In a perfect would we'd be able to automate the actual detection of dead links, but past experience has shown that to be unreliable with soft 404s, or websites having unintentional downtime, etc. We can probably provide some kind of suggestions on probably dead links, but IMO the final decision to mark a link as dead should be done by a human (for now, we can always revisit this in the future).

The extension would expose a Lua function that takes a URL and a timestamp. It will return a URL pointing to the archive.org copy that is within a reasonable time from the provided timestamp (probably plus/minus 6 months). Using a Lua module adds the flexibility of letting individual wikis integrate it into their existing citation templates however they want.

It would be too expensive to hit an archive.org API for every invocation of the Lua function on every parse, so we would have a local mirror of the wayback machine database of what URLs they have archived, and the timestamps for those.

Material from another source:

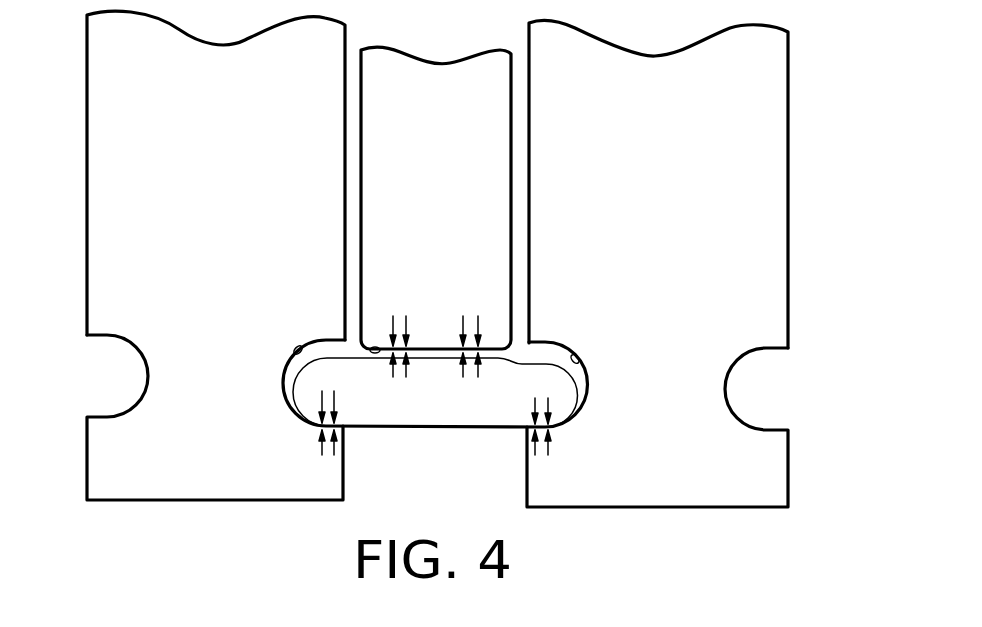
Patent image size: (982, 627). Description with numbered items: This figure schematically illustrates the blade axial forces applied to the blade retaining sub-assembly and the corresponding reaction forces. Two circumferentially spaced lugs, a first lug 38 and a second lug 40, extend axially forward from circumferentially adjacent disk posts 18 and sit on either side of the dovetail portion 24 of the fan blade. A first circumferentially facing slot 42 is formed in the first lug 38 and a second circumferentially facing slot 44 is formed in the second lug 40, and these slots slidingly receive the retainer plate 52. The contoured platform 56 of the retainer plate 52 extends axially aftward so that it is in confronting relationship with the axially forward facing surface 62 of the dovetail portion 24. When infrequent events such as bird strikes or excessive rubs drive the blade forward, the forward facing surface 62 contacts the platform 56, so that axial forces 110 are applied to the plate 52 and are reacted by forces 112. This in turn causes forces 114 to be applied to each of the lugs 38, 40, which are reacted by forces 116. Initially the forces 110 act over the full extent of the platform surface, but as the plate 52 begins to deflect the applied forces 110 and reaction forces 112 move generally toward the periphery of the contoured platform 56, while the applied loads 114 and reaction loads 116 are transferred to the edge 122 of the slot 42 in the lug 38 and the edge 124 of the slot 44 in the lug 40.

This wouldn't necessarily need to be a live copy, it could be synchronized every few days or weekly.

Since we know what URLs the wayback machine has stored, we can also let them know of newly added URLs to the wiki that they don't have, so they can pre-emptively archive it. We'd have a queue where newly added links are stored, and if they are still in the article after 24 hours, we let archive.org know so they can archive it. This isn't a high priority because IA is already crawling new links added to Wikipedia.